The concept is quite simple, although i am unsure of if the application would be quite as simple. The project may even be broken up into parts, i.e not being just one program but multiple ones depending on costs and if it would work.
Concept is to have an AI bot, that hopefully allows speach recognition like Home Automated Livings HAL product, so you can speak to the bot (in either text or speech), and it would spead back (in either text or speech), but it would have some learning ability. The bot could learn what you tell it, as well as get facts when you ask it questions. So that is the bot part. It would be nice to be able to p2p it a little bit so that it can share information with other Bots, and collaborate somehow. I have a linux server so it may even be torrent trackers or something, as long as it can get through NAT somehow?

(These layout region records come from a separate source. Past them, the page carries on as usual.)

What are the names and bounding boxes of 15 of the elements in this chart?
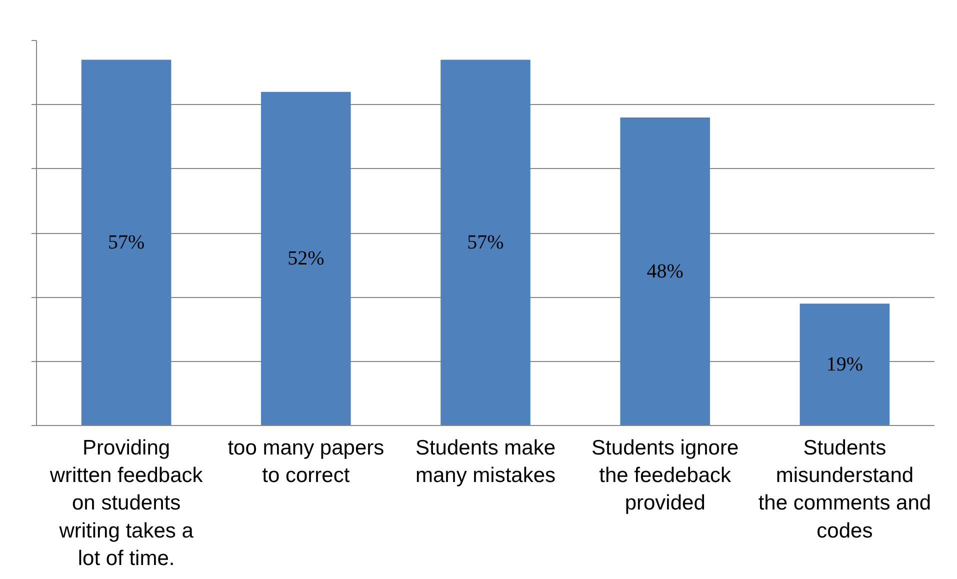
bar: [800, 304, 890, 426]
x-tick-label: Students ignore the feedeback provided: [592, 436, 739, 515]
bar: [620, 118, 710, 426]
data-label: 19%: [826, 354, 864, 376]
bar: [440, 60, 530, 426]
x-tick-label: Students misunderstand the comments and codes: [758, 436, 932, 542]
bar: [261, 92, 351, 426]
bar: [81, 60, 172, 426]
data-label: 48%: [646, 260, 684, 282]
x-tick-label: too many papers to correct: [228, 436, 384, 488]
x-tick-label: Students make many mistakes: [415, 436, 556, 488]
data-label: 52%: [288, 248, 324, 270]
data-label: 57%: [108, 232, 145, 254]
x-tick-label: Providing written feedback on students writing takes a lot of time.: [48, 436, 204, 570]
data-label: 57%: [467, 232, 504, 254]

Part 2, is the knowledge learning crawler. Basically i would like to come up with a big database (i know it will be big, it will practically be a data mine). That consists of lots of information from sites like [url removed, login to view], OpenCyc ([url removed, login to view]) as well as any other human knowledge bases you can think of. The crawler would crawl through the web, indexing and crawling constantally and extracting data and information from each page and putting it into the database, thus expanding the knowledge base more and more as time goes on. But also the bots would interface with the database putting their information in it, and getting information from it. So if you told the bot a fact, it is recorded with the bots id, so that if you want that fact to be a private fact, only that bot can access, or use it. Whilst if its public it can be accessed by any of the bots.
The bots could even do distrubuted crawling maybe? i don't know thats just an idea. The crawlers would be on linux, and the bot on windows like HAL. You can use any open source solution you want, do it however you want. I don't expect you to re-invent the wheel. As long as it can learn, build on knowledge and use that collected knowledge. As well as draw infrences thats great.
Give me your bids, remember its a personal project though, not a million dollar budget project :p.
Crawler could be a distributed architecture, with a central mysql database. but has to still be able to function with one machine, or multiple machines.